Se si pensa ai diversi livelli decisionali che impongono a ogni opera pubblica superiore ai 100 milioni di euro una via Crucis che dura in media 15,7 anni (parola del presidente di Confindustria, Carlo Bonomi), le speranze sono destinate a essere deluse. L'analisi di Intesa Sanpaolo e della Bocconi aggiunge ulteriori elementi che potrebbero frenare l'iter: a partire dall'inflazione galoppante che dovrebbe attestarsi attorno all'8% anche l'anno prossimo. Il vero pericolo, tuttavia, è rappresentato dall'incremento dei costi di produzioni che impattano negativamente sulla capacità di realizzare le opere previste (al di là della necessità di trovare un'intesa di maggioranza sulle riforme qualificanti che alla spesa dei fondi vanno abbinate). Non va trascurata, inoltre, la diminuzione del reddito disponibile (le famiglie del primo quintile più ricco sentono un'inflazione del 16% contro il 10% percepito da quelle più povere) e il progressivo aumento dei tassi di interesse che supereranno la soglia del 2% nella riunione della Bce di giovedì prossimo.

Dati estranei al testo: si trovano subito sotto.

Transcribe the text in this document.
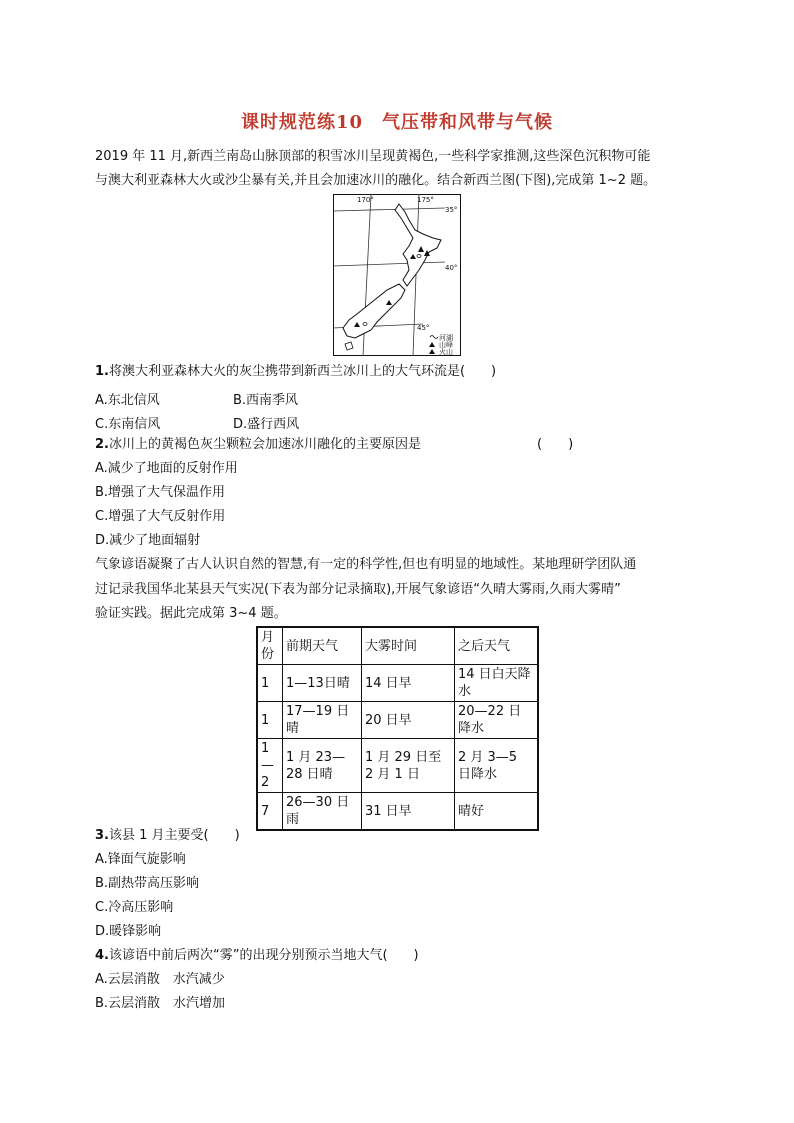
课时规范练10　气压带和风带与气候
2019 年 11 月,新西兰南岛山脉顶部的积雪冰川呈现黄褐色,一些科学家推测,这些深色沉积物可能
与澳大利亚森林大火或沙尘暴有关,并且会加速冰川的融化。结合新西兰图(下图),完成第 1~2 题。
170°	175°
35°
40°
45°
河湖
山峰
火山
1.将澳大利亚森林大火的灰尘携带到新西兰冰川上的大气环流是(　　)
A.东北信风	B.西南季风
C.东南信风	D.盛行西风
2.冰川上的黄褐色灰尘颗粒会加速冰川融化的主要原因是	(　　)
A.减少了地面的反射作用
B.增强了大气保温作用
C.增强了大气反射作用
D.减少了地面辐射
气象谚语凝聚了古人认识自然的智慧,有一定的科学性,但也有明显的地域性。某地理研学团队通
过记录我国华北某县天气实况(下表为部分记录摘取),开展气象谚语“久晴大雾雨,久雨大雾晴”
验证实践。据此完成第 3~4 题。
月份	前期天气	大雾时间	之后天气
1	1—13日晴	14 日早	14 日白天降水
1	17—19 日晴	20 日早	20—22 日降水
1—2	1 月 23—28 日晴	1 月 29 日至 2 月 1 日	2 月 3—5 日降水
7	26—30 日雨	31 日早	晴好
3.该县 1 月主要受(　　)
A.锋面气旋影响
B.副热带高压影响
C.冷高压影响
D.暖锋影响
4.该谚语中前后两次“雾”的出现分别预示当地大气(　　)
A.云层消散　水汽减少
B.云层消散　水汽增加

Una riflessione è d'obbligo. Ieri il Lussemburgo ha avuto l'ok della Commissione Ue alla revisione del proprio Pnrr, a fronte di una riduzione delle sovvenzioni da 93 a 82 milioni di euro. È, tuttavia, una cifra irrisoria se paragonata a quella italiana. La Germania, invece, ha notificato che uno degli obiettivi, la digitalizzazione delle ferrovie, sarà raggiunto in ritardo rispetto al termine del 2026.

E l'Italia? Basti pensare all'allarme lanciato ieri dalla Corte dei Conti. Sul piano per aumentare i posti disponibili negli asili nido e nelle scuole dell'infanzia di circa 264.500 unità il ritardo è notevole: al 31 marzo non erano stati ancora selezionati i progetti ammissibili a fronte di una spesa dedicata di 4,6 miliardi di euro.

Ecco perché il ministro per gli Affari Ue, Raffaele Fitto, che è titolare del dossier ha convocato una cabina di regia per venerdì prossimo per verificare quanti obiettivi rischiano di non essere raggiunti al 31 dicembre. Al termine della ricognizione si farà il punto sul piano in vista delle scadenze di fine anno. Solo se emergeranno obiettivi a rischio, secondo quanto si apprende, il governo procederà a stretto giro al varo di un decreto legge con le misure necessarie per consentire di raggiungerli. In caso contrario il provvedimento sarà emanato per gennaio.

Sulla modifica della governance del Pnrr (disseminata tra tre strutture) non è ancora stata presa una decisione definitiva.